“Bogie’s” Burberry at the center of heirs’ court action
By Pankaj Ladhar of Manos • Alwine P.L.
The disheveled trench coat actor Humphrey Bogart wore in the fog-clouded last scenes of the 1942 movie “Casablanca” was made by the fashion company Burberry, based in England. Burberry recently created a social media website depicting the actor using a still photograph from the film, which may put the coat manufacturer in court.
Burberry wants a federal court to approve of the company’s use of the trench-coat image in an online timeline. The late actor’s heirs, who include Bogart’s children and actress Lauren Bacall, filed a trademark infringement lawsuit against Burberry the same day.
The maker of the Bogart Burberry coat claims it has done no wrong. The coat maker apparently licensed the image it used from a photo agency. The clothing manufacturer stated it did not impinge on the rights or publicity rights of the Bogart Corporation and did not use the image to promote the sale of merchandise.

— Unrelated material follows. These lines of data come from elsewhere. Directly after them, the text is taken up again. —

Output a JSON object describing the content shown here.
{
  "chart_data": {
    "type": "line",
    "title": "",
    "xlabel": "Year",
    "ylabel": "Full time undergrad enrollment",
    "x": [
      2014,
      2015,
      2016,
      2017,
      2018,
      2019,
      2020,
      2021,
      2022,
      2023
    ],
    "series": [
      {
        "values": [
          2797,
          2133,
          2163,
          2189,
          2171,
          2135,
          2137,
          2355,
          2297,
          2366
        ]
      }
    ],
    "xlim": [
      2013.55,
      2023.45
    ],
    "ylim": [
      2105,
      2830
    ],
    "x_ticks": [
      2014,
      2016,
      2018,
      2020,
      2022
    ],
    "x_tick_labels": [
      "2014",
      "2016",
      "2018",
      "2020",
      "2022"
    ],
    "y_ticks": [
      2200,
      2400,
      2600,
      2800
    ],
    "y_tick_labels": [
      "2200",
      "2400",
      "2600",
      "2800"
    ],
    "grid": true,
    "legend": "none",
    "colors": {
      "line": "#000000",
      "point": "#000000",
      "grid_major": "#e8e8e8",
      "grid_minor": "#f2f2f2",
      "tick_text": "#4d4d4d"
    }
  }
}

Bogart’s corporation and family disagreed, saying Burberry purposely used the late actor’s name and “Casablanca” image to enhance its own place in the fashion marketplace.
Burberry contends that Bogart Corp. is in the wrong and is trying to “exert and assert” intellectual property rights it does not own. Bogart apparently contacted Burberry multiple times last month to force the company to stop using the image and eventually ordered Burberry to pay for the photo’s use.
Burberry officials asked a federal judge to agree that the use of the Bogart photo in a timeline, rather than a sales pitch, is protected by the First Amendment to the Constitution.
The son of the actor called Burberry’s court action “disrespectful.” He likened the use of Bogart’s picture on the Burberry website to that of a cigarette maker trying to capitalize on the kind of cigarette Bogart smoked.